At his Q&A session at the University of Qatar yesterday, David Cameron was asked how he was going to make Britain "Great" again. Cameron starting banging on about Britain's universities, its inventions, its language. It wasn't his best response of the day but since he no doubt had spent the morning preparing for questions on Libya, the Middle East and football, I am not going to criticise. I am more interested in the question rather than his answer since it rather supposes that Britain is no longer "Great" and that it is obvious that we should be working to make it Great again. Well Britain is great in many respects but I am pretty sure not in the way the questioner meant. I am certain she was talking about Britain's status in the world, our place on the international stage. Now I am not saying we are now insignificant but we are kidding ourselves if we think we are still Great. Britain likes to think of itself as Great and use our permanent seat on the UN Security Committee, our membership of the G8, our "special relationship" with the US (how many acres of newsprint will be spent on as a result of the Obama state visit) this as evidence of its greatness. But just a look at our shambolic efforts to evacuate British nationals from Libya will tell you otherwise. While the Polish president was sending his official jet to Tripoli, the Montenegrins a liner and the Turks trucks to get their citizens home, we were was still scrambling about trying to find a spare plane.

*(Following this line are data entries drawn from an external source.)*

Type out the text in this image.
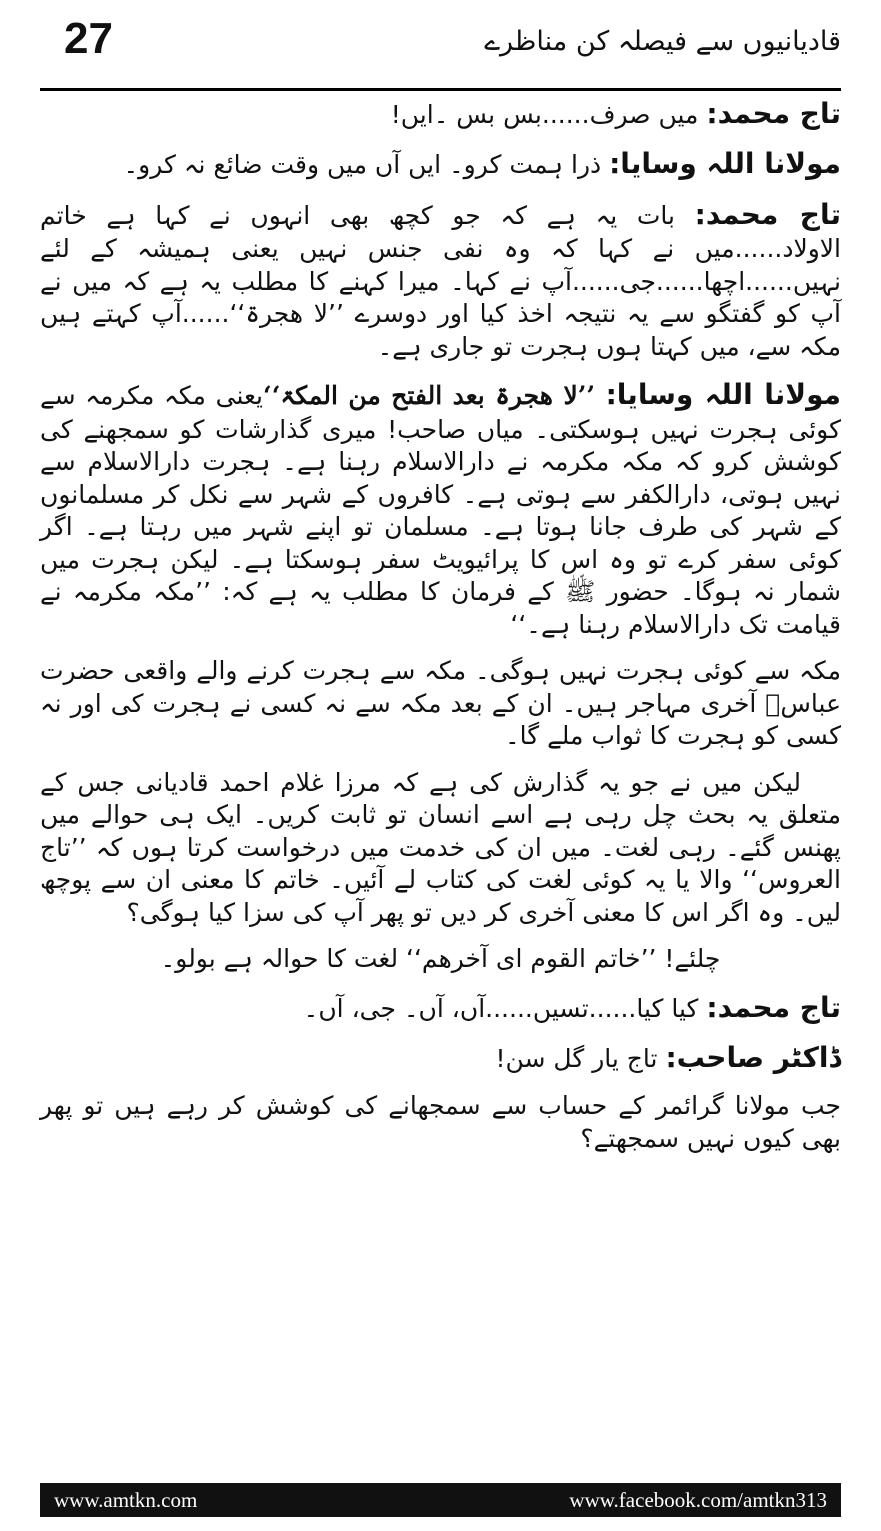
27	قادیانیوں سے فیصلہ کن مناظرے

تاج محمد: میں صرف......بس بس ۔ایں!

مولانا اللہ وسایا: ذرا ہمت کرو۔ ایں آں میں وقت ضائع نہ کرو۔

تاج محمد: بات یہ ہے کہ جو کچھ بھی انہوں نے کہا ہے خاتم الاولاد......میں نے کہا کہ وہ نفی جنس نہیں یعنی ہمیشہ کے لئے نہیں......اچھا......جی......آپ نے کہا۔ میرا کہنے کا مطلب یہ ہے کہ میں نے آپ کو گفتگو سے یہ نتیجہ اخذ کیا اور دوسرے ’’لا ھجرۃ‘‘......آپ کہتے ہیں مکہ سے، میں کہتا ہوں ہجرت تو جاری ہے۔

مولانا اللہ وسایا: ’’لا ھجرۃ بعد الفتح من المکۃ‘‘یعنی مکہ مکرمہ سے کوئی ہجرت نہیں ہوسکتی۔ میاں صاحب! میری گذارشات کو سمجھنے کی کوشش کرو کہ مکہ مکرمہ نے دارالاسلام رہنا ہے۔ ہجرت دارالاسلام سے نہیں ہوتی، دارالکفر سے ہوتی ہے۔ کافروں کے شہر سے نکل کر مسلمانوں کے شہر کی طرف جانا ہوتا ہے۔ مسلمان تو اپنے شہر میں رہتا ہے۔ اگر کوئی سفر کرے تو وہ اس کا پرائیویٹ سفر ہوسکتا ہے۔ لیکن ہجرت میں شمار نہ ہوگا۔ حضور ﷺ کے فرمان کا مطلب یہ ہے کہ: ’’مکہ مکرمہ نے قیامت تک دارالاسلام رہنا ہے۔‘‘

مکہ سے کوئی ہجرت نہیں ہوگی۔ مکہ سے ہجرت کرنے والے واقعی حضرت عباسؓ آخری مہاجر ہیں۔ ان کے بعد مکہ سے نہ کسی نے ہجرت کی اور نہ کسی کو ہجرت کا ثواب ملے گا۔

لیکن میں نے جو یہ گذارش کی ہے کہ مرزا غلام احمد قادیانی جس کے متعلق یہ بحث چل رہی ہے اسے انسان تو ثابت کریں۔ ایک ہی حوالے میں پھنس گئے۔ رہی لغت۔ میں ان کی خدمت میں درخواست کرتا ہوں کہ ’’تاج العروس‘‘ والا یا یہ کوئی لغت کی کتاب لے آئیں۔ خاتم کا معنی ان سے پوچھ لیں۔ وہ اگر اس کا معنی آخری کر دیں تو پھر آپ کی سزا کیا ہوگی؟

چلئے! ’’خاتم القوم ای آخرھم‘‘ لغت کا حوالہ ہے بولو۔

تاج محمد: کیا کیا......تسیں......آں، آں۔ جی، آں۔

ڈاکٹر صاحب: تاج یار گل سن!

جب مولانا گرائمر کے حساب سے سمجھانے کی کوشش کر رہے ہیں تو پھر بھی کیوں نہیں سمجھتے؟

www.amtkn.com	www.facebook.com/amtkn313
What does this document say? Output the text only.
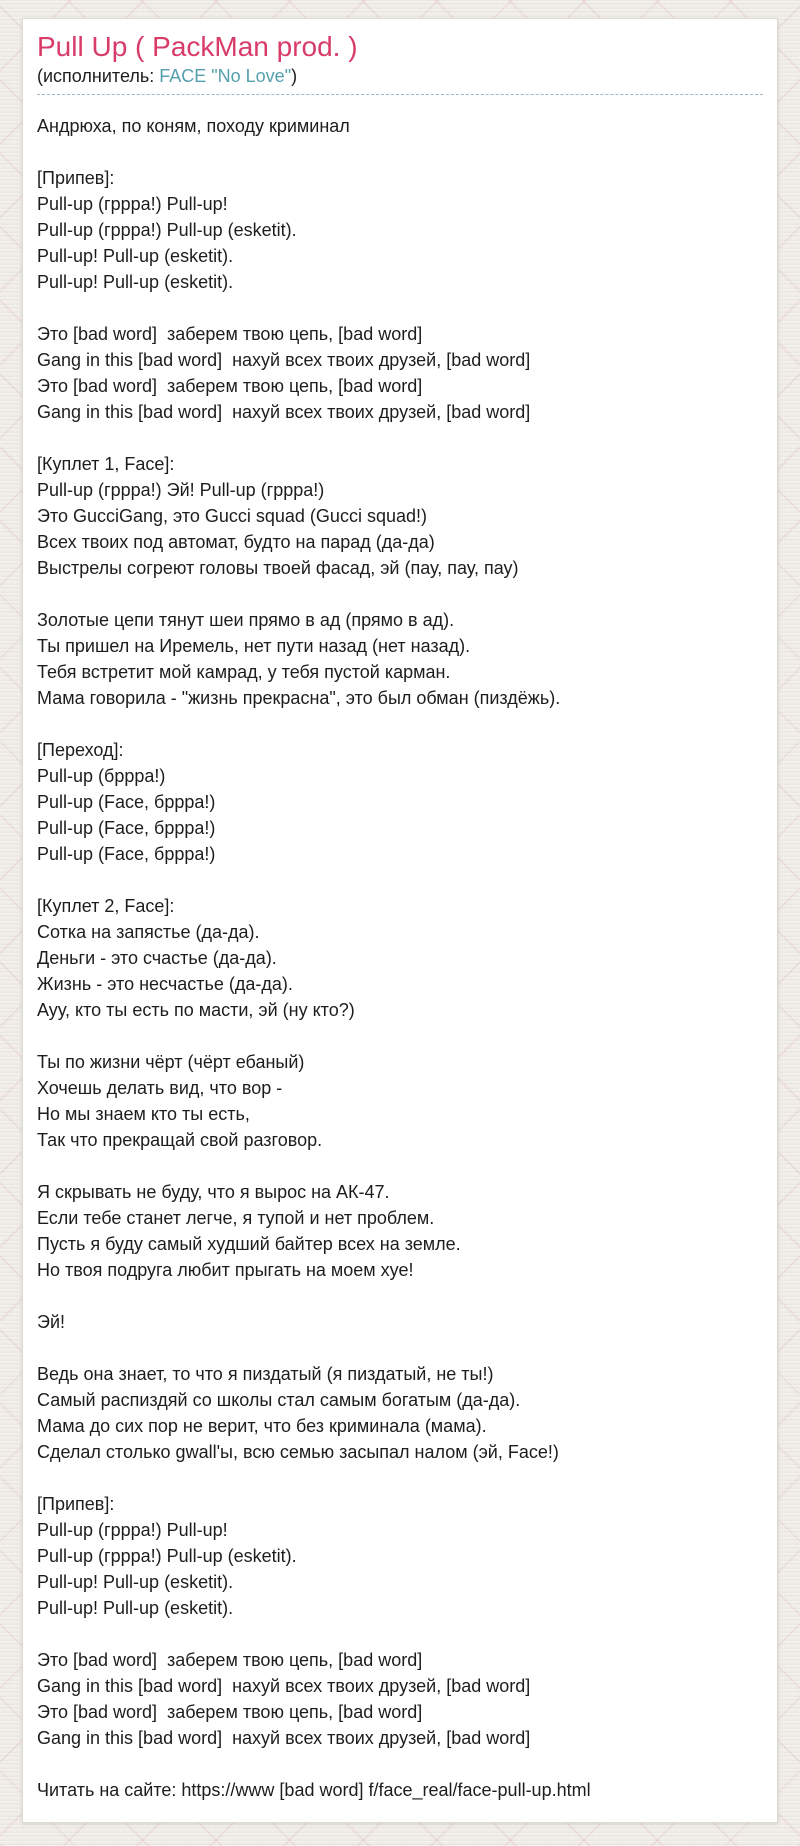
Pull Up ( PackMan prod. )
(исполнитель: FACE "No Love")
Андрюха, по коням, походу криминал

[Припев]:
Pull-up (гррра!) Pull-up!
Pull-up (гррра!) Pull-up (esketit).
Pull-up! Pull-up (esketit).
Pull-up! Pull-up (esketit).

Это [bad word]  заберем твою цепь, [bad word]
Gang in this [bad word]  нахуй всех твоих друзей, [bad word]
Это [bad word]  заберем твою цепь, [bad word]
Gang in this [bad word]  нахуй всех твоих друзей, [bad word]

[Куплет 1, Face]:
Pull-up (гррра!) Эй! Pull-up (гррра!)
Это GucciGang, это Gucci squad (Gucci squad!)
Всех твоих под автомат, будто на парад (да-да)
Выстрелы согреют головы твоей фасад, эй (пау, пау, пау)

Золотые цепи тянут шеи прямо в ад (прямо в ад).
Ты пришел на Иремель, нет пути назад (нет назад).
Тебя встретит мой камрад, у тебя пустой карман.
Мама говорила - "жизнь прекрасна", это был обман (пиздёжь).

[Переход]:
Pull-up (бррра!)
Pull-up (Face, бррра!)
Pull-up (Face, бррра!)
Pull-up (Face, бррра!)

[Куплет 2, Face]:
Сотка на запястье (да-да).
Деньги - это счастье (да-да).
Жизнь - это несчастье (да-да).
Ауу, кто ты есть по масти, эй (ну кто?)

Ты по жизни чёрт (чёрт ебаный)
Хочешь делать вид, что вор -
Но мы знаем кто ты есть,
Так что прекращай свой разговор.

Я скрывать не буду, что я вырос на АК-47.
Если тебе станет легче, я тупой и нет проблем.
Пусть я буду самый худший байтер всех на земле.
Но твоя подруга любит прыгать на моем хуе!

Эй!

Ведь она знает, то что я пиздатый (я пиздатый, не ты!)
Самый распиздяй со школы стал самым богатым (да-да).
Мама до сих пор не верит, что без криминала (мама).
Сделал столько gwall'ы, всю семью засыпал налом (эй, Face!)

[Припев]:
Pull-up (гррра!) Pull-up!
Pull-up (гррра!) Pull-up (esketit).
Pull-up! Pull-up (esketit).
Pull-up! Pull-up (esketit).

Это [bad word]  заберем твою цепь, [bad word]
Gang in this [bad word]  нахуй всех твоих друзей, [bad word]
Это [bad word]  заберем твою цепь, [bad word]
Gang in this [bad word]  нахуй всех твоих друзей, [bad word]

Читать на сайте: https://www [bad word] f/face_real/face-pull-up.html
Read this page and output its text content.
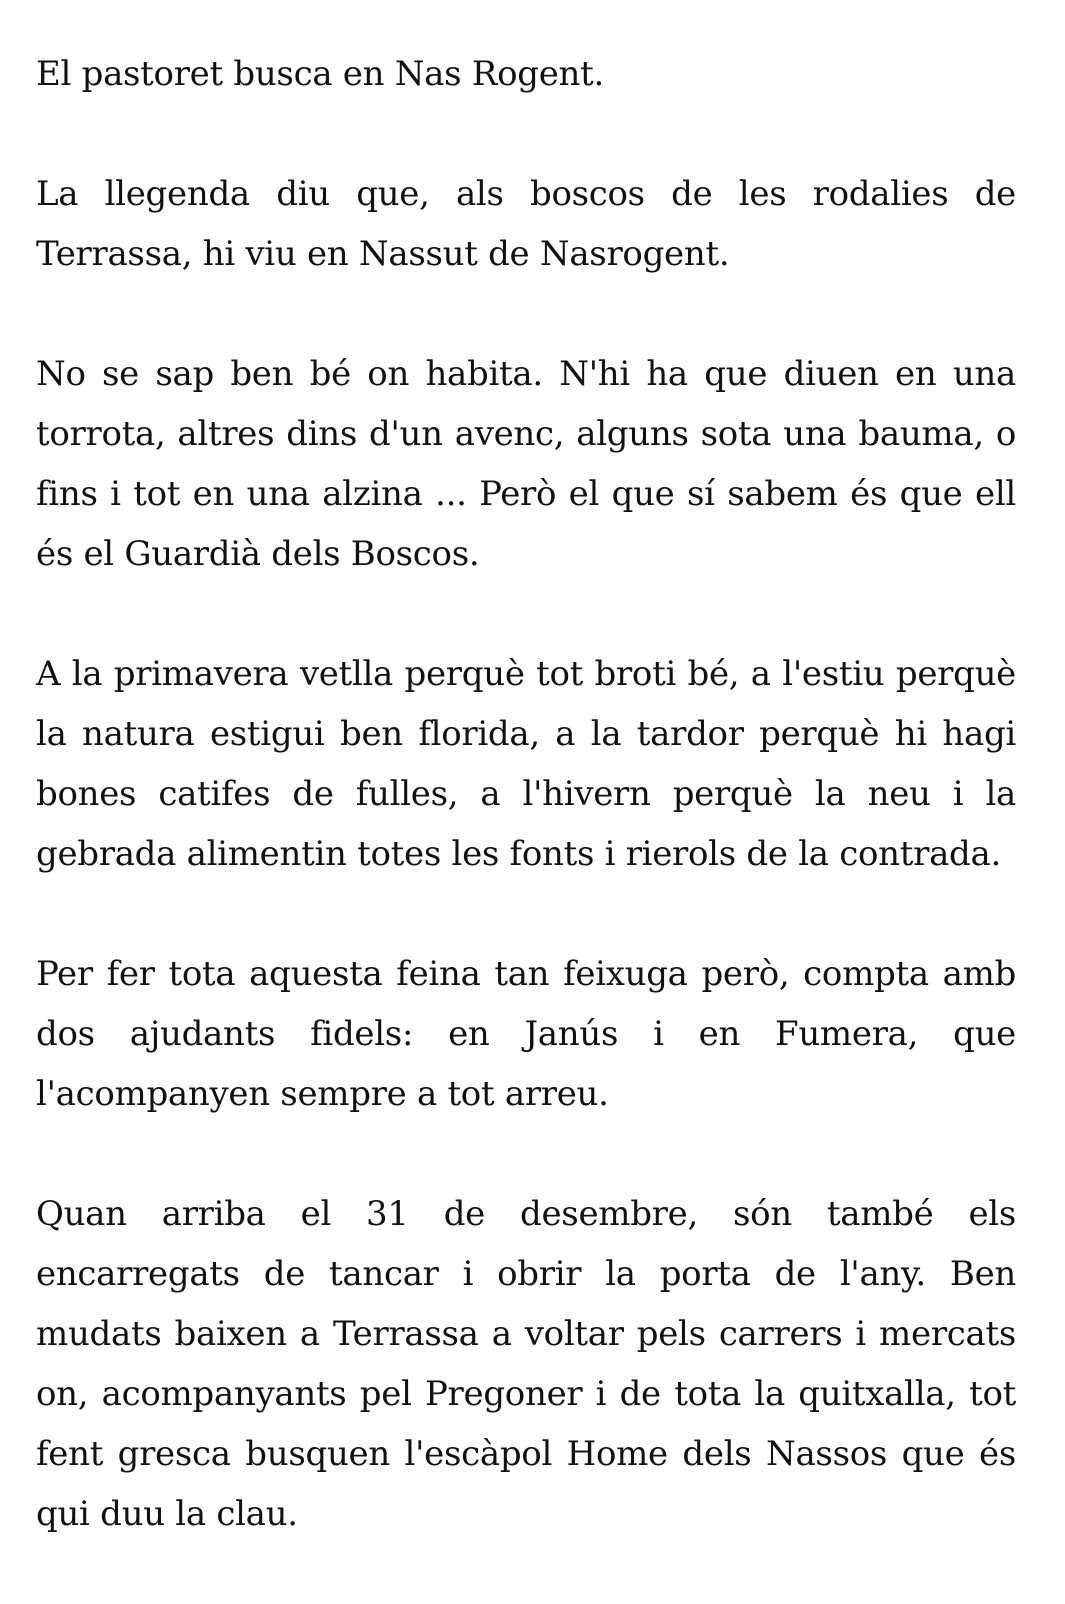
El pastoret busca en Nas Rogent.

La llegenda diu que, als boscos de les rodalies de Terrassa, hi viu en Nassut de Nasrogent.

No se sap ben bé on habita. N'hi ha que diuen en una torrota, altres dins d'un avenc, alguns sota una bauma, o fins i tot en una alzina ... Però el que sí sabem és que ell és el Guardià dels Boscos.

A la primavera vetlla perquè tot broti bé, a l'estiu perquè la natura estigui ben florida, a la tardor perquè hi hagi bones catifes de fulles, a l'hivern perquè la neu i la gebrada alimentin totes les fonts i rierols de la contrada.

Per fer tota aquesta feina tan feixuga però, compta amb dos ajudants fidels: en Janús i en Fumera, que l'acompanyen sempre a tot arreu.

Quan arriba el 31 de desembre, són també els encarregats de tancar i obrir la porta de l'any. Ben mudats baixen a Terrassa a voltar pels carrers i mercats on, acompanyants pel Pregoner i de tota la quitxalla, tot fent gresca busquen l'escàpol Home dels Nassos que és qui duu la clau.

FCO officials have reportedly been negotiating with a supplier for the lease of a plane - I am a bit confused why we weren't able to use RAF aircraft that we actually own. The truth is Britain is no more powerful politically than France or Germany but this is only bad if we don't accept it. Equally, Britain has immense cultural power globally beating France, Germany and so many others. Perhaps Cameron wasn't too much off the beat after all.

Creating a drama

Last night I went to the theatre. Not that unusual, I probably go one or twice a month. But last night I saw the best thing I have ever seen on the stage (so far): Frankenstein at the National. It was directed by Danny Boyle whose film work I greatly admire but how, I and the rest of the audience wondered, would he manage in this very different medium? In a word: tremendously. Of course it helped that he had a great cast but he delivered a play which emphasised the humanity of the creature - a monster because we made him so. The opening sequence in which we see the Creature emerge from its artifical womb, bloody, naked, vulnerable, was won of the most mesmorising I have ever seen. Last night the Creature was played by Benedict Cumberbatch while Jonny Lee Miller was the misguided egotistical scientist (the schtick of the play if they need one is that Cumberbatch and Miller will switch roles every night). Both were extraordinary. I would also give a special mention to lighting and design teams on the production which were simple yet exceptionally powerful. Get a ticket if you can.